Steady-state operations revolve around freshness and skew. Rankers retrain daily or continuously, because engagement features move quickly enough that a week-old ranker is measurably stale. The two-tower model retrains on a similar cadence, item embeddings are re-batched into the index every few hours so new uploads gain entry, and the index is versioned together with the tower that produced it, because a user tower from one training run paired with an item index built by another places queries and items by inconsistent geometry, and retrieval then returns plausible-looking but wrong neighbors with no error raised anywhere. The on-call engineer watches, roughly in the order each signal fires, the per-head score histograms, which shift within minutes of a drifting model or a broken upstream feature, then feature null rates and distribution drift, which catch pipeline failures while the model still coasts on its priors, then candidate source overlap, exploration slice health, and end-to-end funnel latency. The histogram alarm usually fires hours before any business metric moves, so the standing reflex for a sick model is to roll back first and diagnose afterward, since the previous version is one registry pointer away and engagement lost while reading logs never comes back.
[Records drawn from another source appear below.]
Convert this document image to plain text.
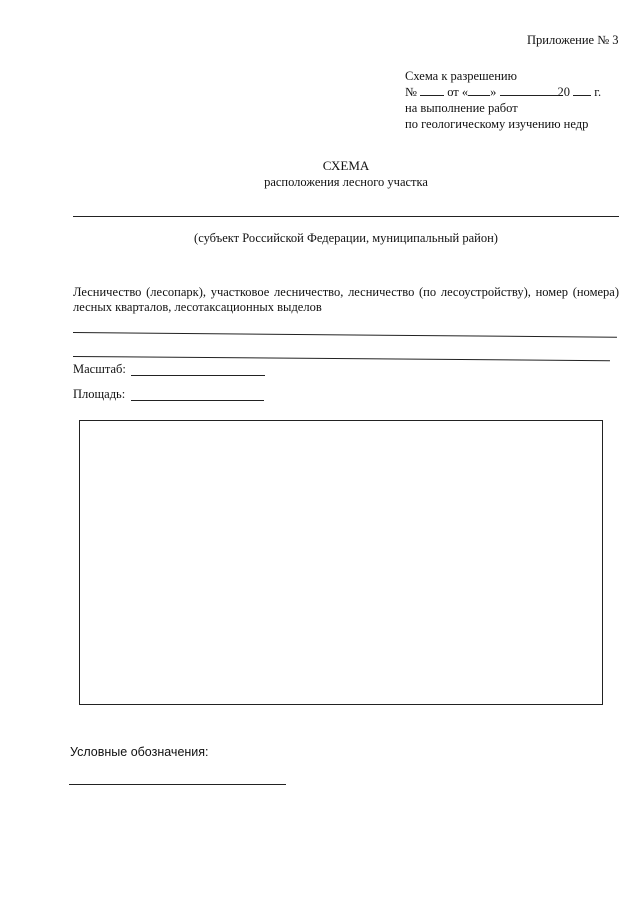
Приложение № 3
Схема к разрешению
№ от « »	20 г.
на выполнение работ
по геологическому изучению недр
СХЕМА
расположения лесного участка
(субъект Российской Федерации, муниципальный район)
Лесничество (лесопарк), участковое лесничество, лесничество (по лесоустройству), номер (номера) лесных кварталов, лесотаксационных выделов
Масштаб:
Площадь:
Условные обозначения:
Periodic audits examine the page-level outcomes no per-item model can see, topic concentration, channel diversity drift, and the share of impressions reaching new creators, and the re-ranking rules are retuned from those audits.

Follow-up questions

  • Why a funnel instead of one great model? The arithmetic decides it, because scoring billions of items with a cross-feature ranker per request is impossible at any affordable price, while two-tower dot products against a precomputed index are nearly free. The funnel spends compute where the candidate set has been shrunk far enough to afford it.
  • Why can the ranker use cross features when the towers cannot? Two-tower retrieval depends on every item embedding being computable before any user asks, which structurally forbids features describing the user and item together. Once candidate generation has shrunk billions to a few thousand, per-pair features become affordable, and that affordability is exactly the ranker's advantage.
  • How do you stop watch time from rewarding clickbait? The blended objective gives real weight to heads that predict satisfaction, namely survey responses, likes, and the not-interested rate counted as a negative, and watch patterns that end in a quick bounce are labeled as the failures they are. The weights are revisited against survey-based experiment results as the catalog and the audience change.
  • What is the exploration budget actually buying? It buys unbiased evidence about new and under-shown videos, calibrated position-bias estimates, and protection from the feedback loop that would otherwise lock the catalog to its early winners. The price is a small, measured dip in short-term engagement, which is cheap insurance against a feed that narrows invisibly.
  • Why do offline wins evaporate online? Offline evaluation replays logs collected under the old policy, so a new model is judged only where the two policies overlap, and nothing in the logs reveals how users would have reacted to pages that were never served. Offline metrics decide which models earn an A/B test, and only the test decides what ships.
  • What breaks if the feature store is skipped? Training-serving skew does, because the offline pipeline and the online service drift into computing the supposedly identical feature differently, the model quietly underperforms with no error anywhere, and the cause surfaces months later when someone diffs feature values by hand. The store enforces one computation with two consumers, and logging values at serving time closes the last gap.

References

  1. Covington, Adams, and Sargin, Deep Neural Networks for YouTube Recommendations (RecSys 2016).
  2. Yan, System Design for Recommendations and Search, on the retrieval-ranking split in industry systems.
  3. Malkov and Yashunin, Efficient and Robust Approximate Nearest Neighbor Search Using Hierarchical Navigable Small World Graphs (2016).
  4. Aminian and Xu, Machine Learning System Design Interview (2023).